The results could lead to a new approach to chip design—one that involves using fine-tuned electrical signals to lay out integrated circuits after they’re fabricated. And it could also advance memristor technology, which promises smaller, faster, cheaper chips and computers inspired by biological brains in that they could perform many tasks at the same time.

Lu, who led the project, and colleagues at U-M and the Electronic Research Centre Jülich in Germany used transmission electron microscopes to watch and record what happens to the atoms in the metal layer of their memristor when they exposed it to an electric field. The metal layer was encased in the dielectric material silicon dioxide, which is commonly used in the semiconductor industry to help route electricity.

They observed the metal atoms becoming charged ions, clustering with up to thousands of others into metal nanoparticles, and then migrating and forming a bridge between the electrodes at the opposite ends of the dielectric material.

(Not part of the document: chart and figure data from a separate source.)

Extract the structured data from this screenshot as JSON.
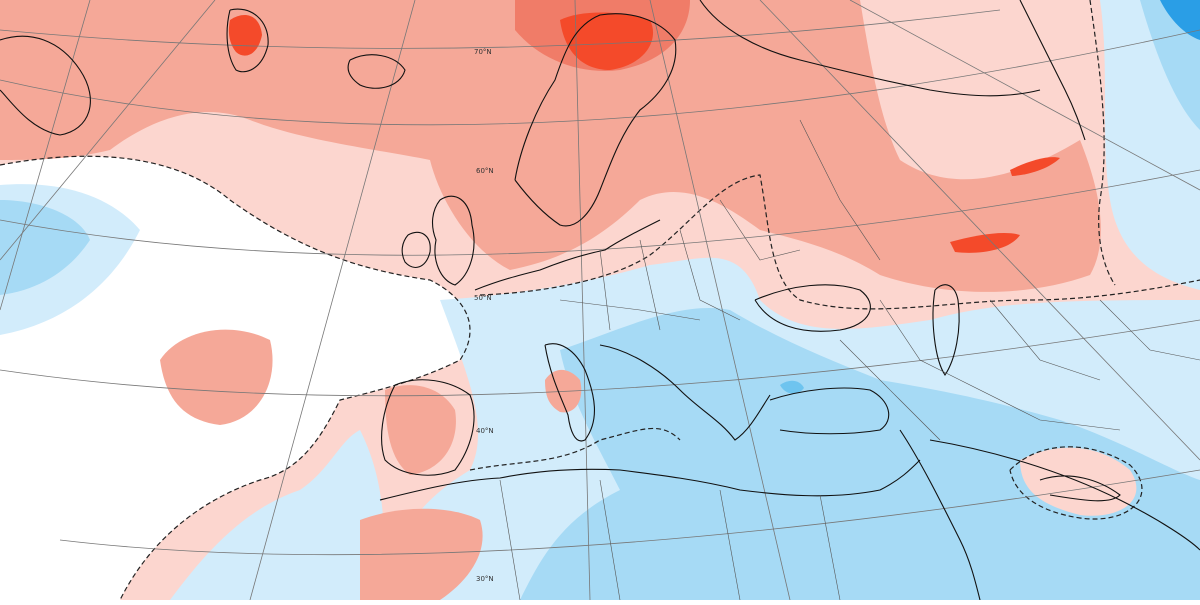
{
  "map": {
    "latitude_labels": [
      "70°N",
      "60°N",
      "50°N",
      "40°N",
      "30°N"
    ]
  },
  "colors": {
    "warm_1": "#fcd6cf",
    "warm_2": "#f5a898",
    "warm_3": "#f07c68",
    "warm_4": "#f44a2a",
    "neutral": "#ffffff",
    "cool_1": "#d2ecfb",
    "cool_2": "#a6daf5",
    "cool_3": "#6ec4ef",
    "cool_4": "#2a9ee6"
  }
}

They demonstrated this process with several metals, including silver and platinum. And depending on the materials involved and the electric current, the bridge formed in different ways.

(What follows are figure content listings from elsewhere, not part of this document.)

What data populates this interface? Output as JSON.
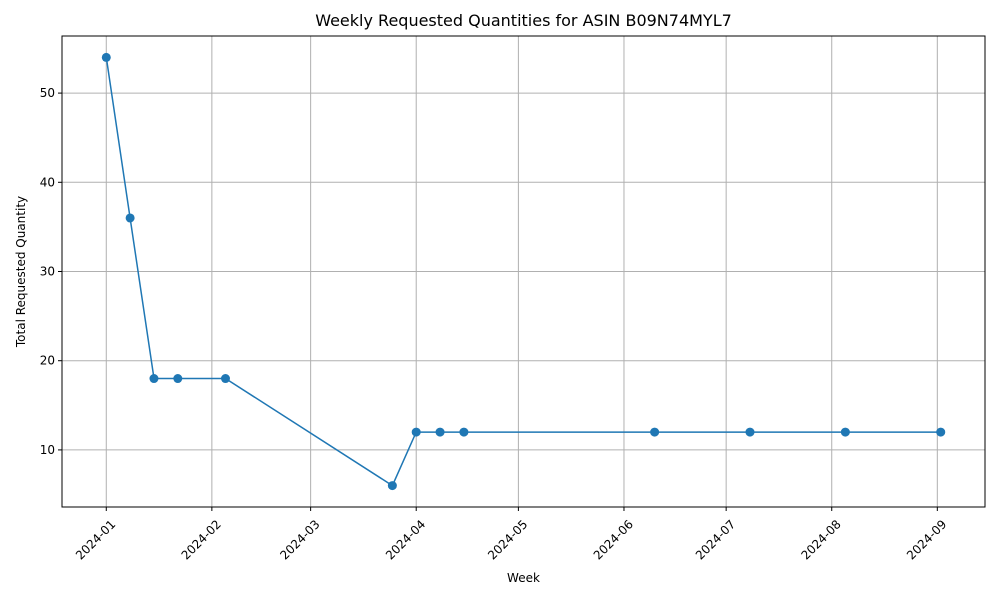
{
  "chart_data": {
    "type": "line",
    "title": "Weekly Requested Quantities for ASIN B09N74MYL7",
    "xlabel": "Week",
    "ylabel": "Total Requested Quantity",
    "x_ticks": [
      "2024-01",
      "2024-02",
      "2024-03",
      "2024-04",
      "2024-05",
      "2024-06",
      "2024-07",
      "2024-08",
      "2024-09"
    ],
    "y_ticks": [
      10,
      20,
      30,
      40,
      50
    ],
    "xlim": [
      "2023-12-19",
      "2024-09-15"
    ],
    "ylim": [
      3.6,
      56.4
    ],
    "grid": true,
    "series": [
      {
        "color": "#1f77b4",
        "points": [
          {
            "x": "2024-01-01",
            "y": 54
          },
          {
            "x": "2024-01-08",
            "y": 36
          },
          {
            "x": "2024-01-15",
            "y": 18
          },
          {
            "x": "2024-01-22",
            "y": 18
          },
          {
            "x": "2024-02-05",
            "y": 18
          },
          {
            "x": "2024-03-25",
            "y": 6
          },
          {
            "x": "2024-04-01",
            "y": 12
          },
          {
            "x": "2024-04-08",
            "y": 12
          },
          {
            "x": "2024-04-15",
            "y": 12
          },
          {
            "x": "2024-06-10",
            "y": 12
          },
          {
            "x": "2024-07-08",
            "y": 12
          },
          {
            "x": "2024-08-05",
            "y": 12
          },
          {
            "x": "2024-09-02",
            "y": 12
          }
        ]
      }
    ]
  }
}
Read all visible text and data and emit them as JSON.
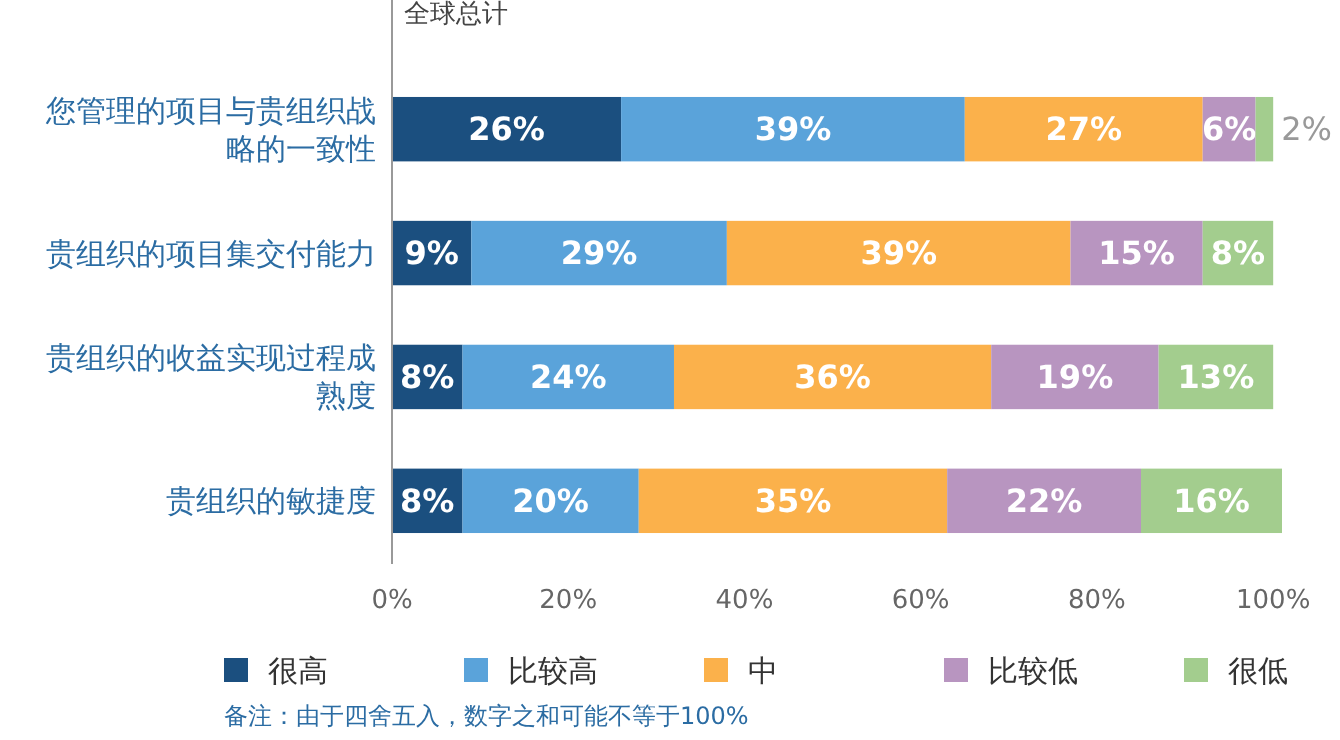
{
  "chart_data": {
    "type": "bar",
    "orientation": "horizontal",
    "stacked": true,
    "subtitle": "全球总计",
    "categories": [
      "您管理的项目与贵组织战略的一致性",
      "贵组织的项目集交付能力",
      "贵组织的收益实现过程成熟度",
      "贵组织的敏捷度"
    ],
    "series": [
      {
        "name": "很高",
        "color": "#1b4f7f",
        "values": [
          26,
          9,
          8,
          8
        ],
        "value_labels": [
          "26%",
          "9%",
          "8%",
          "8%"
        ]
      },
      {
        "name": "比较高",
        "color": "#5aa3da",
        "values": [
          39,
          29,
          24,
          20
        ],
        "value_labels": [
          "39%",
          "29%",
          "24%",
          "20%"
        ]
      },
      {
        "name": "中",
        "color": "#fbb14b",
        "values": [
          27,
          39,
          36,
          35
        ],
        "value_labels": [
          "27%",
          "39%",
          "36%",
          "35%"
        ]
      },
      {
        "name": "比较低",
        "color": "#b895c0",
        "values": [
          6,
          15,
          19,
          22
        ],
        "value_labels": [
          "6%",
          "15%",
          "19%",
          "22%"
        ]
      },
      {
        "name": "很低",
        "color": "#a3cd8e",
        "values": [
          2,
          8,
          13,
          16
        ],
        "value_labels": [
          "2%",
          "8%",
          "13%",
          "16%"
        ]
      }
    ],
    "xlim": [
      0,
      101
    ],
    "xticks": [
      {
        "value": 0,
        "label": "0%"
      },
      {
        "value": 20,
        "label": "20%"
      },
      {
        "value": 40,
        "label": "40%"
      },
      {
        "value": 60,
        "label": "60%"
      },
      {
        "value": 80,
        "label": "80%"
      },
      {
        "value": 100,
        "label": "100%"
      }
    ],
    "legend": "bottom",
    "grid": false,
    "annotations": [
      "备注：由于四舍五入，数字之和可能不等于100%"
    ]
  }
}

The bridge, also called a conducting filament, stays put after the electrical power is turned off in the device. So when researchers turn the power back on, the bridge is there as a smooth pathway for current to travel along. Further, the electric field can be used to change the shape and size of the filament, or break the filament altogether, which in turn regulates the resistance of the device, or how easy current can flow through it.

Computers built with memristors would encode information in these different resistance values, which is in turn based on a different arrangement of conducting filaments.

Memristor researchers like Lu and his colleagues had theorized that the metal atoms in memristors moved, but previous results had yielded different shaped filaments and so they thought they hadn’t nailed down the underlying process.

“We succeeded in resolving the puzzle of apparently contradicting observations and in offering a predictive model accounting for materials and conditions,” said Ilia Valov, principle investigator at the Electronic Materials Research Centre Jülich. “Also the fact that we observed particle movement driven by electrochemical forces within dielectric matrix is in itself a sensation.”

Lu is a co-founder of Crossbar Inc., a Santa Clara, Calif.-based startup working to commercialize RRAM. Crossbar has just completed a $25 million Series C funding round.

The study is titled “Electrochemical dynamics of nanoscale metallic inclusions in dielectrics.” It is newly published online in Nature Communications. The work was funded by the Air Force Office of Scientific Research, the U.S. Department of Energy and the National Science Foundation and the German Research Foundation priority program SFB 917.